New BLM rule gives priority to renewable projects over mining claims
Written byScott Streater, Greenwire
The Bureau of Land Management announced today that it has finalized a rule allowing it to temporarily withdraw public lands from new mining claims where wind and solar power developers have applied to locate new projects.
The final rule, set to be published tomorrow in the Federal Register, replaces a nearly identical interim rule adopted by the Interior Department in April 2011 that expired Friday, said David Quick, a BLM spokesman.
The final rule would allow BLM to halt new mining claims for up to two years on lands where a wind or solar right of way (ROW) application has been filed or in areas of public land that the agency has offered for wind and solar development.

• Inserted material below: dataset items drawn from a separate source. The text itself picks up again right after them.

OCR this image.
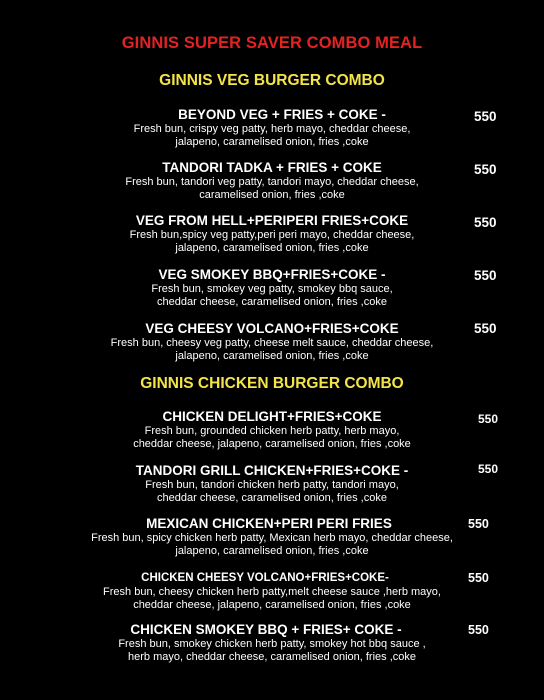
GINNIS SUPER SAVER COMBO MEAL
GINNIS VEG BURGER COMBO
BEYOND VEG + FRIES + COKE -
Fresh bun, crispy veg patty, herb mayo, cheddar cheese,
jalapeno, caramelised onion, fries ,coke
550
TANDORI TADKA + FRIES + COKE
Fresh bun, tandori veg patty, tandori mayo, cheddar cheese,
caramelised onion, fries ,coke
550
VEG FROM HELL+PERIPERI FRIES+COKE
Fresh bun,spicy veg patty,peri peri mayo, cheddar cheese,
jalapeno, caramelised onion, fries ,coke
550
VEG SMOKEY BBQ+FRIES+COKE -
Fresh bun, smokey veg patty, smokey bbq sauce,
cheddar cheese, caramelised onion, fries ,coke
550
VEG CHEESY VOLCANO+FRIES+COKE
Fresh bun, cheesy veg patty, cheese melt sauce, cheddar cheese,
jalapeno, caramelised onion, fries ,coke
550
GINNIS CHICKEN BURGER COMBO
CHICKEN DELIGHT+FRIES+COKE
Fresh bun, grounded chicken herb patty, herb mayo,
cheddar cheese, jalapeno, caramelised onion, fries ,coke
550
TANDORI GRILL CHICKEN+FRIES+COKE -
Fresh bun, tandori chicken herb patty, tandori mayo,
cheddar cheese, caramelised onion, fries ,coke
550
MEXICAN CHICKEN+PERI PERI FRIES
Fresh bun, spicy chicken herb patty, Mexican herb mayo, cheddar cheese,
jalapeno, caramelised onion, fries ,coke
550
CHICKEN CHEESY VOLCANO+FRIES+COKE-
Fresh bun, cheesy chicken herb patty,melt cheese sauce ,herb mayo,
cheddar cheese, jalapeno, caramelised onion, fries ,coke
550
CHICKEN SMOKEY BBQ + FRIES+ COKE -
Fresh bun, smokey chicken herb patty, smokey hot bbq sauce ,
herb mayo, cheddar cheese, caramelised onion, fries ,coke
550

Current law allows BLM to "segregate" public lands that are proposed for sale or exchange, but not lands with ROW applications. The goal of the final rule announced today is to give BLM more time to analyze solar and wind power projects and "avoid the delays and uncertainty that could result from encumbrances placed on lands after a wind or solar energy generation ROW application has been filed or after the BLM has identified an area for such applications," according to an advance notice published in today's Federal Register.
BLM also said the rule aims to prevent people from filing mining claims solely to force the ROW applicant to pay them to give up their claim.

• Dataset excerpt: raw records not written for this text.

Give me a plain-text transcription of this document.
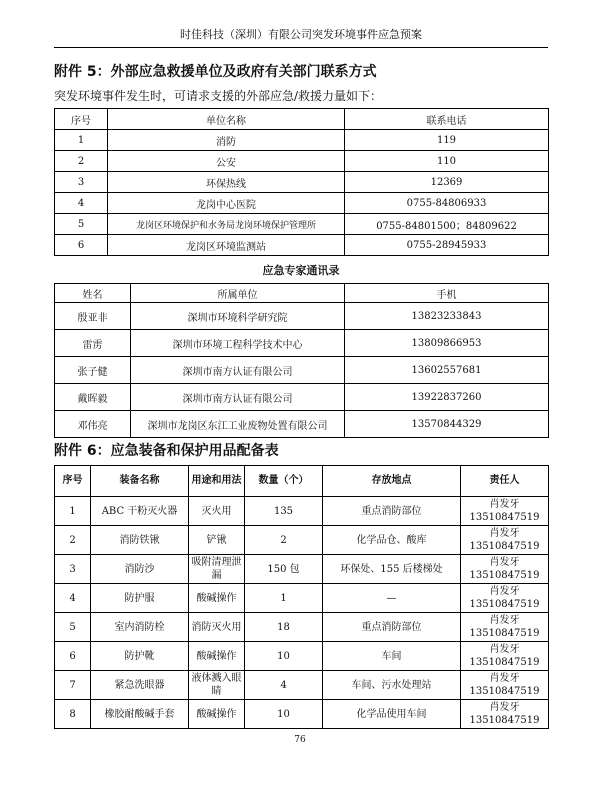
时佳科技（深圳）有限公司突发环境事件应急预案
附件 5：外部应急救援单位及政府有关部门联系方式
突发环境事件发生时，可请求支援的外部应急/救援力量如下：
序号	单位名称	联系电话
1	消防	119
2	公安	110
3	环保热线	12369
4	龙岗中心医院	0755-84806933
5	龙岗区环境保护和水务局龙岗环境保护管理所	0755-84801500；84809622
6	龙岗区环境监测站	0755-28945933
应急专家通讯录
姓名	所属单位	手机
殷亚非	深圳市环境科学研究院	13823233843
雷雳	深圳市环境工程科学技术中心	13809866953
张子健	深圳市南方认证有限公司	13602557681
戴晖毅	深圳市南方认证有限公司	13922837260
邓伟亮	深圳市龙岗区东江工业废物处置有限公司	13570844329
附件 6：应急装备和保护用品配备表
序号	装备名称	用途和用法	数量（个）	存放地点	责任人
1	ABC 干粉灭火器	灭火用	135	重点消防部位	肖发牙
13510847519

2	消防铁锹	铲锹	2	化学品仓、酸库	肖发牙
13510847519

3	消防沙	吸附清理泄漏	150 包	环保处、155 后楼梯处	肖发牙
13510847519

4	防护服	酸碱操作	1	—	肖发牙
13510847519

5	室内消防栓	消防灭火用	18	重点消防部位	肖发牙
13510847519

6	防护靴	酸碱操作	10	车间	肖发牙
13510847519

7	紧急洗眼器	液体溅入眼睛	4	车间、污水处理站	肖发牙
13510847519

8	橡胶耐酸碱手套	酸碱操作	10	化学品使用车间	肖发牙
13510847519
76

The rule takes effect once it is published tomorrow, though it will not affect valid existing claims protected under the 1872 General Mining Act, which forbids the federal government from permitting any surface activity that would interfere with a properly located mining claim. The final rule allows for a two-year withdrawal to be extended for an additional two years if the BLM state director in the applicable state determines that an extension is necessary.

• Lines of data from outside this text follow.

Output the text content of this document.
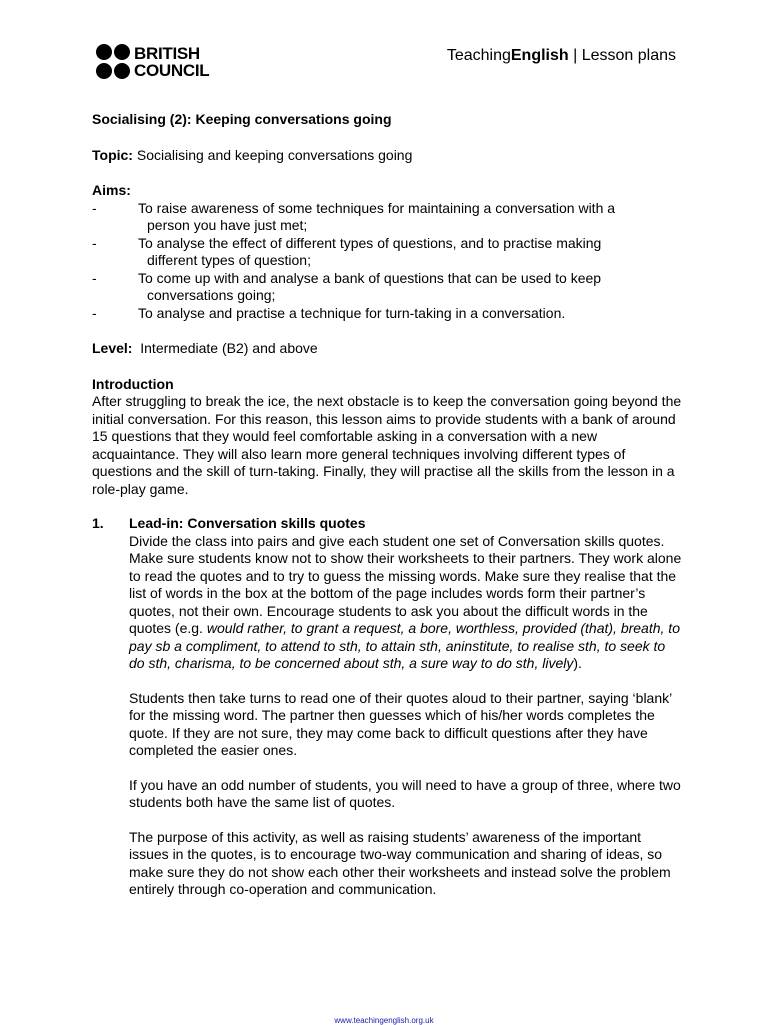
BRITISH
COUNCIL
TeachingEnglish | Lesson plans
Socialising (2): Keeping conversations going
Topic: Socialising and keeping conversations going
Aims:
-	To raise awareness of some techniques for maintaining a conversation with a
person you have just met;
-	To analyse the effect of different types of questions, and to practise making
different types of question;
-	To come up with and analyse a bank of questions that can be used to keep
conversations going;
-	To analyse and practise a technique for turn-taking in a conversation.
Level: Intermediate (B2) and above
Introduction
After struggling to break the ice, the next obstacle is to keep the conversation going beyond the initial conversation. For this reason, this lesson aims to provide students with a bank of around 15 questions that they would feel comfortable asking in a conversation with a new acquaintance. They will also learn more general techniques involving different types of questions and the skill of turn-taking. Finally, they will practise all the skills from the lesson in a role-play game.
1. Lead-in: Conversation skills quotes

Divide the class into pairs and give each student one set of Conversation skills quotes. Make sure students know not to show their worksheets to their partners. They work alone to read the quotes and to try to guess the missing words. Make sure they realise that the list of words in the box at the bottom of the page includes words form their partner’s quotes, not their own. Encourage students to ask you about the difficult words in the quotes (e.g. would rather, to grant a request, a bore, worthless, provided (that), breath, to pay sb a compliment, to attend to sth, to attain sth, aninstitute, to realise sth, to seek to do sth, charisma, to be concerned about sth, a sure way to do sth, lively).

Students then take turns to read one of their quotes aloud to their partner, saying ‘blank’ for the missing word. The partner then guesses which of his/her words completes the quote. If they are not sure, they may come back to difficult questions after they have completed the easier ones.

If you have an odd number of students, you will need to have a group of three, where two students both have the same list of quotes.

The purpose of this activity, as well as raising students’ awareness of the important issues in the quotes, is to encourage two-way communication and sharing of ideas, so make sure they do not show each other their worksheets and instead solve the problem entirely through co-operation and communication.

www.teachingenglish.org.uk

"Smart planning before conflicts arise should be a top priority for the BLM, and it seems this rule will help reduce potential issues down the road," said Alex Daue, renewable energy associate for the Wilderness Society in Denver. "With this rule, rights of ways for renewable energy development such as wind and solar will be given priority over predatory mining claim applications on public lands."
The National Mining Association, however, is not pleased with the final rule, echoing similar concerns the industry had when commenting on the temporary rule. The association has expressed concern that the rule is overly broad and could affect and interfere with legitimate mining claims.
Carol Raulston, a spokeswoman for the National Mining Association, said in an emailed statement that since the temporary rule was implemented two years ago, BLM has provided "some additional reassurances in the final rule in that the rule would be narrowly construed, would only limit the location of mining claims after the segregation under this rule is announced and would not affect previously located claims."
But overall, she said, "NMA is disappointed with the outcome of the rule."
The final rule continues to advance the Obama administration's efforts to use public lands to promote the development of clean energy from renewable sources like solar, wind and geothermal power.
BLM in the past five years has approved 13 solar and eight wind power project ROWs, according to the advance notice.
But conflicts between mining interests and renewable energy developers have been a concern in recent years for solar and wind developers proposing projects on federal land, according to the notice.
Of the 21 approved wind and solar ROW applications, two mining claims were filed after the ROW applications were "publicly announced" but prior to any final agency decision, according to BLM.
In addition, in the past two years, 437 new mining claims covering more than 20 million acres were located within wind energy ROW application areas in Arizona, California, Idaho, Nevada, Oregon, Utah and Wyoming; an additional 216 new mining claims were located within solar ROW application areas after they were identified as solar energy zones (SEZs) last year, according to BLM's advance notice.
Interior last fall finalized the SEZs as part of a plan to fast-track commercial solar development in areas with high solar resources and low wildlife values (E&ENews PM, Oct. 12, 2012).
BLM announced in December it is considering withdrawing more than 300,000 acres in and around those SEZs from new mining claims for as long as 20 years, though no final decision has been made on that proposal (Greenwire, Dec. 14, 2012).
But it is clear that BLM has concerns about mining claims interfering with renewables development.
"In the BLM's experience, some of these mining claims are likely to be valid and/or filed without consideration of the pending ROW application, but others are likely to be speculative and not located for mining purposes," according to today's advance notice. "The latter are likely filed for no purpose other than to provide a means for the mining claimant to compel payment from the ROW applicant or grantee in exchange for relinquishing the mining claim. While it is relatively easy and inexpensive to locate a mining claim because a mining claim location requires no prior approval from the BLM, it can be difficult, time-consuming, and costly to extinguish a claim."